As the largest production and consumption of natural rubber, No. 20 rubber futures has great attraction for upstream and downstream enterprises to participate.

Yuan Song, assistant president of Sailun Group, said in an interview with the media at the ceremony that as the largest consumer of natural rubber in the world, the listing of No. 20 rubber futures provides a powerful means for stable production and development of production-oriented enterprises under the changing international situation.
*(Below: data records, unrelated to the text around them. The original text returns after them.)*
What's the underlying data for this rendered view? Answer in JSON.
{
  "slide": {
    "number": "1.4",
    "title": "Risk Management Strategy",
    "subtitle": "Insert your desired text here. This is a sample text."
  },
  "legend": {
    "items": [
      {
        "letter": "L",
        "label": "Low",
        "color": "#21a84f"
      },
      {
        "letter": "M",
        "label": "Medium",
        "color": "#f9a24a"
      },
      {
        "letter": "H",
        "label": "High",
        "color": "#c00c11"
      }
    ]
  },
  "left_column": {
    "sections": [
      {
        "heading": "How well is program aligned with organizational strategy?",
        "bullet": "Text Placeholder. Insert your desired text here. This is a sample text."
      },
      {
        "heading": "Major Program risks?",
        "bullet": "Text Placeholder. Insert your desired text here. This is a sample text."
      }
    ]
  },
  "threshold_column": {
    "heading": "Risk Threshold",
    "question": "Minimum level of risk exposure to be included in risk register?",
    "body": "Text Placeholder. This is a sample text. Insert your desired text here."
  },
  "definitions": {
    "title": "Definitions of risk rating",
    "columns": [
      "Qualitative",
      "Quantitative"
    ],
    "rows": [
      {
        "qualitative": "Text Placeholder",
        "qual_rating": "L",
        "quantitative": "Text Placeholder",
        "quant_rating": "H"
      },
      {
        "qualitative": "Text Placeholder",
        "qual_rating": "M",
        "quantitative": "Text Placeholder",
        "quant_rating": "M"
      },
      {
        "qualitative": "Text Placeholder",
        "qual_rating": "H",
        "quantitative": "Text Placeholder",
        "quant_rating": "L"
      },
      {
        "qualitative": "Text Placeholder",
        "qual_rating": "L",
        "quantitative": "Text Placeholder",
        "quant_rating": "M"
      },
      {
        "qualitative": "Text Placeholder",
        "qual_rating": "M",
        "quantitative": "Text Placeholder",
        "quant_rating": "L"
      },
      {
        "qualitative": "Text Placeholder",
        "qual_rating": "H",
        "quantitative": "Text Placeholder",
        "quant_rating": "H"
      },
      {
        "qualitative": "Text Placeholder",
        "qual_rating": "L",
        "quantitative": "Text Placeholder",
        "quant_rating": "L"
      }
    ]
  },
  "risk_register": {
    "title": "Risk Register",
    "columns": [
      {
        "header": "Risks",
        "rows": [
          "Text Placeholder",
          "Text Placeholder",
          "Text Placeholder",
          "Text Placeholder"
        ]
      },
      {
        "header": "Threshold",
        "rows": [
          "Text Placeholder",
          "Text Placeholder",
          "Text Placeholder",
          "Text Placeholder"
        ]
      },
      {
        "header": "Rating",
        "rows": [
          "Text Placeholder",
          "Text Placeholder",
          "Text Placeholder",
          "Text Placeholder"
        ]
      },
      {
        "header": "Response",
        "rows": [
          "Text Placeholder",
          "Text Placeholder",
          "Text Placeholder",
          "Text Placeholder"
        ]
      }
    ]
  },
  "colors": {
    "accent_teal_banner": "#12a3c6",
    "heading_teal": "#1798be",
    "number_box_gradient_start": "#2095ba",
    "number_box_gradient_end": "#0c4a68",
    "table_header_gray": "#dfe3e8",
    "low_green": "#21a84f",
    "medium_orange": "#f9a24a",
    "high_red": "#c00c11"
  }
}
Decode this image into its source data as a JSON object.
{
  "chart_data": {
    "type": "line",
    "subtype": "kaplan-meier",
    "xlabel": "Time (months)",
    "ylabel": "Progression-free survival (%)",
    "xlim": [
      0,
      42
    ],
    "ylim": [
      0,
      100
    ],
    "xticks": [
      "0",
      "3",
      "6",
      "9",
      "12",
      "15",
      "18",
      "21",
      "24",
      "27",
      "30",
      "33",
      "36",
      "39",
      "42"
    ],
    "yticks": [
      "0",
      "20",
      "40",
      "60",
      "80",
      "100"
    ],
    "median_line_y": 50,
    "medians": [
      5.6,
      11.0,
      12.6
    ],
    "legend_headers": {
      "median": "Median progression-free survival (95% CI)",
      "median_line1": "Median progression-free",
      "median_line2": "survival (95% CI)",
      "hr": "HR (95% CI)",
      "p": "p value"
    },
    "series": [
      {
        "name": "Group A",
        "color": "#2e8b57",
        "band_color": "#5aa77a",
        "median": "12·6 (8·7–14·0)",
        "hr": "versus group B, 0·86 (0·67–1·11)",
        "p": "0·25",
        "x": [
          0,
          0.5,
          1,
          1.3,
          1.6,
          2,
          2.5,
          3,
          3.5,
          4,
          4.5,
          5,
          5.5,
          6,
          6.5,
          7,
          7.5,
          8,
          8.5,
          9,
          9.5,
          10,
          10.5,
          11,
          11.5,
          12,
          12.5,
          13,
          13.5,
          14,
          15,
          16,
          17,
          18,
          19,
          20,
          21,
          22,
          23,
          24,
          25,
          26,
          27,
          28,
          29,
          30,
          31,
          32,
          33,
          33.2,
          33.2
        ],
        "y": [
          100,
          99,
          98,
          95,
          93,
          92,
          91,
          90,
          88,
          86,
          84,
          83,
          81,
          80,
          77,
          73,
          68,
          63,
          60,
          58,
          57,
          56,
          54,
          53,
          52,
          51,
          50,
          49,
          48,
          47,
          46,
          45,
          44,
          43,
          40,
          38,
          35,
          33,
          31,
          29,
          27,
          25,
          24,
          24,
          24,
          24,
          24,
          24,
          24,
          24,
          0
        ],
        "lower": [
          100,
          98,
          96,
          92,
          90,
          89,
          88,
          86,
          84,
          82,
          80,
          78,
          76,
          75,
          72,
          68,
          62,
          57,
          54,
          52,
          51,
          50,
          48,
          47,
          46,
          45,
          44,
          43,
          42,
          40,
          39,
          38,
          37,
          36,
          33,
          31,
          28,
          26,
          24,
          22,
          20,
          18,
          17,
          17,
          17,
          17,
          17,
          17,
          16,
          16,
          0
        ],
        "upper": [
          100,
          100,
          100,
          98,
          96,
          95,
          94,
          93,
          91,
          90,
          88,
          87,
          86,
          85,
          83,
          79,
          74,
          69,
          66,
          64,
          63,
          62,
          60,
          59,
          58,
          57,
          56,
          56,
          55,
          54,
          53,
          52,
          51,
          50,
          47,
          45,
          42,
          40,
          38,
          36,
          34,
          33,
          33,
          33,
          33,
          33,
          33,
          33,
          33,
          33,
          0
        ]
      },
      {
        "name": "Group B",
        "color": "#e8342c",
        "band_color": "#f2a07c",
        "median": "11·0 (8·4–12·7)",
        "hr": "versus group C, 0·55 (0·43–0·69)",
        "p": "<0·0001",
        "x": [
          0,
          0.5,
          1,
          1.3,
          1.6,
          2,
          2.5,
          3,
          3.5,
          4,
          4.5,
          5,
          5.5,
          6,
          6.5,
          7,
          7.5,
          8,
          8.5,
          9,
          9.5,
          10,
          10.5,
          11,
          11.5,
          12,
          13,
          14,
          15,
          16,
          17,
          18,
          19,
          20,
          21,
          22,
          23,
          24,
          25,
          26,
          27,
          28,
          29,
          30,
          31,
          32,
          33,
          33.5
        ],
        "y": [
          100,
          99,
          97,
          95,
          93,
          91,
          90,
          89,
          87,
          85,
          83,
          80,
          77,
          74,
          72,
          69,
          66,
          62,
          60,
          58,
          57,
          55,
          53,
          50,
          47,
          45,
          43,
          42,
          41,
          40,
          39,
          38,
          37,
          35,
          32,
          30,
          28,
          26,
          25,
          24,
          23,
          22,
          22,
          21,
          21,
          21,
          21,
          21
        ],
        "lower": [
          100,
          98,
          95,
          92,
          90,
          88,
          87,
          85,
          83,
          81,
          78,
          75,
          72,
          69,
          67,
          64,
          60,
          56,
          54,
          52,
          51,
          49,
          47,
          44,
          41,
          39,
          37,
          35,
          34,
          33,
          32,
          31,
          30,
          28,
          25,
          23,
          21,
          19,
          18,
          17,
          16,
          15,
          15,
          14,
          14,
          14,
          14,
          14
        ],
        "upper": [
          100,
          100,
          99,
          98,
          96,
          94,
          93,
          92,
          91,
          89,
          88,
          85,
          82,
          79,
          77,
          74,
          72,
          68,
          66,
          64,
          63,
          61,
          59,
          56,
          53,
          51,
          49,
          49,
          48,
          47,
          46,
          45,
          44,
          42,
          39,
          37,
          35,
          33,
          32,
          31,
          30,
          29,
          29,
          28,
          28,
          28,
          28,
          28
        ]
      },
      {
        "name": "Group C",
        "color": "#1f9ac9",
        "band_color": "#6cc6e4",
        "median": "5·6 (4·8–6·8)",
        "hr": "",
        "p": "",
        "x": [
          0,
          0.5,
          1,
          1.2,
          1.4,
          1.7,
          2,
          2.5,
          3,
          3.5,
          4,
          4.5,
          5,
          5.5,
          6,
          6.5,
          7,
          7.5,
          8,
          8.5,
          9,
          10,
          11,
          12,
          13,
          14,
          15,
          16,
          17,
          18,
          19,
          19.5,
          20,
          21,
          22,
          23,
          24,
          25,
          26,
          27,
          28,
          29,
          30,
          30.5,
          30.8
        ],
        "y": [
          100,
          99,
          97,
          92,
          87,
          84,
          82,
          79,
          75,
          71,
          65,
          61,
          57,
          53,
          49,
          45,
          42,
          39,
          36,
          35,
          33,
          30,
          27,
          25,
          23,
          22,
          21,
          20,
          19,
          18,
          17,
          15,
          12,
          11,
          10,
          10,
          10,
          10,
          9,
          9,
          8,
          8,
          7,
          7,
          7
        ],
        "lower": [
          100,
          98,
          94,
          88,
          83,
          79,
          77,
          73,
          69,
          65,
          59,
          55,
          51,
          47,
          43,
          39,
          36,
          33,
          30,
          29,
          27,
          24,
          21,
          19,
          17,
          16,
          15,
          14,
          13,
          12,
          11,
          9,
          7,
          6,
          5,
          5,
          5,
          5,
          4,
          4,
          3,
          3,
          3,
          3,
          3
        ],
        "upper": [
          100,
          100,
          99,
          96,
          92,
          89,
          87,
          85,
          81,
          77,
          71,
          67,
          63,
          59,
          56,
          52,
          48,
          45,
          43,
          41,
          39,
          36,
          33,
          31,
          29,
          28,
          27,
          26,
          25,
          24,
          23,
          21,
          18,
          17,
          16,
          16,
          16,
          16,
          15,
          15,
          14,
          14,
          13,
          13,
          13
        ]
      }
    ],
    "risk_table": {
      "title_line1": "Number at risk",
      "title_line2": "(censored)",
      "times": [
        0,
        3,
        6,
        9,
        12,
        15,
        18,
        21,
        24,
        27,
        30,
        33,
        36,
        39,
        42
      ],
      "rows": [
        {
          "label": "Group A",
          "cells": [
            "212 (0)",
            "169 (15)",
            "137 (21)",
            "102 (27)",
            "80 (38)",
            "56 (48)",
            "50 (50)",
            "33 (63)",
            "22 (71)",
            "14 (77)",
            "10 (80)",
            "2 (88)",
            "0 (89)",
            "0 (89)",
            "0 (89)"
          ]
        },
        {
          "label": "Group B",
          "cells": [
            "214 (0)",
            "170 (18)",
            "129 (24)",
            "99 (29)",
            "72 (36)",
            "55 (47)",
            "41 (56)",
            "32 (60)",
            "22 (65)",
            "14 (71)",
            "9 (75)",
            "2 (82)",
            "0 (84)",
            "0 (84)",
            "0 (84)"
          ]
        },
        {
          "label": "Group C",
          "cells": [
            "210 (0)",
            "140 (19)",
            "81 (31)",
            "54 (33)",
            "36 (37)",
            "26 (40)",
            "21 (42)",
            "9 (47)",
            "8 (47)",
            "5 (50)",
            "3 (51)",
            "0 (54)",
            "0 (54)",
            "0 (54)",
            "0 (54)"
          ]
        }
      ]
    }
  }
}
No. 20 rubber futures got a "red start" on the first day of listing. The main contract NR2002 closed at 9820 yuan/ton, up 6.05% from the benchmark. From the trading information, 93 members and 362 customers participated in collective bidding on the first day of trading of No. 20 rubber futures, and 312 (unilateral) traded in the first batch.

Natural rubber industry chain enterprises and other domestic and foreign institutions participated in the first batch of transactions through collective bidding, including: Shanghai Longxiang International Trade Co., Ltd., a subsidiary of Hainan Natural Rubber Industry Group Co., Ltd., Yunnan Natural Rubber Industry Group Co., Ltd., Shanghai Yunxiang Industrial Co., Ltd., and Outai, a major producer of natural rubber products. Ltd., Ningbo Shanshan Petrochemical Co., Ltd.

In addition, Taihua Gum (Volkswagen) Co., Ltd., Yagi International (Singapore) Co., Ltd. and BANDS Risk Management Limited participated in the transaction through three overseas intermediaries, DBS, Shirui Financial Services Co., Ltd. and Panshi Financial Co., Ltd.

Li Shiqiang, general manager of Shanghai Shidong Trading Co., Ltd., told the media at the ceremony that there was a big increase on the first day, reflecting the industry's expectations for No. 20 rubber futures. Upstream and downstream enterprises can better use No. 20 rubber futures as hedging or risk management, which will play a very important role in the risk management of natural rubber as a whole and improving the global pricing power of Chinese rubber.